There is some hope that Republicans and Democrats will reach a compromise on federal funding soon and move swiftly to extend CISA 2015. But they still need to iron out exactly what that extension should look like.
The House Homeland Security Committee unanimously approved a draft bill authored by committee Chair Andrew Garbarino (R-N.Y.) last month that would have made minor changes to the text around artificial intelligence and extended the law for a decade — a version that was included in the House-passed continuing resolution to keep government funds flowing in the short-term. There was also support in the Senate for a separate bill that would have extended the original law by a decade and made no other changes.

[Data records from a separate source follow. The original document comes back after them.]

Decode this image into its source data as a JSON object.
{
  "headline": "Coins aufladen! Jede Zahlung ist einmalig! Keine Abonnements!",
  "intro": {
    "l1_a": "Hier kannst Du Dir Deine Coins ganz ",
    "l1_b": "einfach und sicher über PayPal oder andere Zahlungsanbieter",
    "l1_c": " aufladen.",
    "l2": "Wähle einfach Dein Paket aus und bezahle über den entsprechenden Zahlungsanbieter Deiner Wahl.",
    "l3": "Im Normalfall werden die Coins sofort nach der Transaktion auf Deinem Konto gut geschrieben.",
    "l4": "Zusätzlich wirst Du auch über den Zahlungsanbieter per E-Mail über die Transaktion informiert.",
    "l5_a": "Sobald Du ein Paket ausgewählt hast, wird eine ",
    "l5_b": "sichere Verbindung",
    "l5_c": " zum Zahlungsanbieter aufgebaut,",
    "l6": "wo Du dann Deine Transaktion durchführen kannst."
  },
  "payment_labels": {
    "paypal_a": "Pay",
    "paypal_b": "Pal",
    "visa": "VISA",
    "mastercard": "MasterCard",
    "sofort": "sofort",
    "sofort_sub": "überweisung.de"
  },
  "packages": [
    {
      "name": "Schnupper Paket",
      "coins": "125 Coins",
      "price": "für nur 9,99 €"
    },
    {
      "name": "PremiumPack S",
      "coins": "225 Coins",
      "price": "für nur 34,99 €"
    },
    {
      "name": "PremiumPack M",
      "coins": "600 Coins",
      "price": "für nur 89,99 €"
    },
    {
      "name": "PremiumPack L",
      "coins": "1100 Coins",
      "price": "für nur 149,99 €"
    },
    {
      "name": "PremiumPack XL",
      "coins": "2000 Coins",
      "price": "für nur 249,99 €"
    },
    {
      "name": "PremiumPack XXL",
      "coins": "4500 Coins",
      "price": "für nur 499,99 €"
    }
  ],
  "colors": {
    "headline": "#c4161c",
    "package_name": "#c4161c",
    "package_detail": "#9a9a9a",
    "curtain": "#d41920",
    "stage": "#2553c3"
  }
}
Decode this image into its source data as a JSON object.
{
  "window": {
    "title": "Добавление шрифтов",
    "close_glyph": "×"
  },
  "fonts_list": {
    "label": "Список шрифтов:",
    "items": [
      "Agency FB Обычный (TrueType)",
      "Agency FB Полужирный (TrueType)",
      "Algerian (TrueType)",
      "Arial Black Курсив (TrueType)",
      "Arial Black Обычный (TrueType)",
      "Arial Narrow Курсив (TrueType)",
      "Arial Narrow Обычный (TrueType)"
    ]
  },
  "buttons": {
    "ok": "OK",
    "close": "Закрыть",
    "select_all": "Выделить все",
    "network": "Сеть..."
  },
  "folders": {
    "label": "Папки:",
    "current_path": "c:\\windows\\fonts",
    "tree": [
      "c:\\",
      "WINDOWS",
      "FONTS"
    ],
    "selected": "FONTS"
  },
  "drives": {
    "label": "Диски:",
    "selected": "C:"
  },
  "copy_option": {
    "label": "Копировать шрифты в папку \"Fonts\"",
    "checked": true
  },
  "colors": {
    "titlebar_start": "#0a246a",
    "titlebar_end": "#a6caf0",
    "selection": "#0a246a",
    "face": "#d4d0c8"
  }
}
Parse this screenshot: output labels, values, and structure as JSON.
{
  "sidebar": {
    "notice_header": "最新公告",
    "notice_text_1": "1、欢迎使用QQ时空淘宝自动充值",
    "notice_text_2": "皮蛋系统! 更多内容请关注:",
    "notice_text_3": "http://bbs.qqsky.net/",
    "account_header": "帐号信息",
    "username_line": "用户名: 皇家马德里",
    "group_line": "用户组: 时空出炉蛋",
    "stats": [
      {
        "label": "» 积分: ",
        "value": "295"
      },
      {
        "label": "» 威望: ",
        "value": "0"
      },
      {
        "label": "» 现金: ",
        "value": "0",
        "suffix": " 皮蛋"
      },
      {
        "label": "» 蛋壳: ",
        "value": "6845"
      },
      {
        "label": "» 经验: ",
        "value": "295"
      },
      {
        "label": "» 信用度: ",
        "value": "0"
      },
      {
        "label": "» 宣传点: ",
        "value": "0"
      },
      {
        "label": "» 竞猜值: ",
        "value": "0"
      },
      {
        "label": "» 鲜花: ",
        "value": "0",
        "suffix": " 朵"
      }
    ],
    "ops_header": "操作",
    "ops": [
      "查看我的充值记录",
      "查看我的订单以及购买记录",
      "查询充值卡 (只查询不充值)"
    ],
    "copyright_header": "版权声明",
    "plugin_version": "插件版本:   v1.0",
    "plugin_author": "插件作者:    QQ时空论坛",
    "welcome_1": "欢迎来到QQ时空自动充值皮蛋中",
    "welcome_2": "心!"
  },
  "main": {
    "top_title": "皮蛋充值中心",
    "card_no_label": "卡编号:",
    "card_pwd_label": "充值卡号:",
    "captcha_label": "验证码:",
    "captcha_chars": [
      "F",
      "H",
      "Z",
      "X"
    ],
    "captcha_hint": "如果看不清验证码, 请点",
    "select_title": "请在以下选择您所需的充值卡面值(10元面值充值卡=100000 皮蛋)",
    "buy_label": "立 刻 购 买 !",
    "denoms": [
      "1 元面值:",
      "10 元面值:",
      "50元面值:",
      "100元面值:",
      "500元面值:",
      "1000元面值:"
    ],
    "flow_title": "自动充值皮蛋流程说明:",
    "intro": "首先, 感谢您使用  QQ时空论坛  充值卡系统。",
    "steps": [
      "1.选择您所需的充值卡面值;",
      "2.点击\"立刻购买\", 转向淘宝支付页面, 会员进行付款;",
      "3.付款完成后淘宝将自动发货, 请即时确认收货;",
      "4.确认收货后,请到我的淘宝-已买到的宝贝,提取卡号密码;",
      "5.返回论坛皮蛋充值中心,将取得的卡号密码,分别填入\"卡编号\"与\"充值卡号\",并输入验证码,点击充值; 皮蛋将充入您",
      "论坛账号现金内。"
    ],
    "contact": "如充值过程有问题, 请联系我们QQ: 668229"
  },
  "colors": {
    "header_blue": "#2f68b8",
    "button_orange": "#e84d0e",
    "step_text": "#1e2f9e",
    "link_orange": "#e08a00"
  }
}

Meanwhile, Sen. Rand Paul (R-Ky.), chair of the Senate Homeland Security Committee, drafted his own version of a CISA 2015 reauthorization, which would strip out some of the core liability protections the private sector relies on for threat sharing, and only extend the law for two years. Paul canceled a planned markup of the bill after it was met with backlash from fellow panel members, and his committee did not approve any version of a reauthorization before it lapsed.
Ahead of the shutdown, Paul blamed Democrats for CISA 2015 expiring, arguing that officials should have voted for the House-passed continuing resolution if they wanted to keep the law online. Peters and other Democrats hit back.
“These actions risk making our nation less safe,” Peters told Paul during a committee hearing Tuesday morning. “This committee should not simply walk away from its responsibilities to actually be a leader in critical homeland security matters.”
A spokesperson for the Cybersecurity and Infrastructure Security Agency, the nation’s top cyber defense agency, told POLITICO in a statement that the law’s lapse is “a serious blow” to federal cyber defenders, adding that the agency “deserve[s] both the tools and the support to meet growing threats.”
Concerns are also growing that adversaries like Russia and China are waiting to strike, as the federal government’s ability to respond to threats has been weakened.
“It is a window of vulnerability, and it has the potential to make a bad situation worse,” Cilluffo said.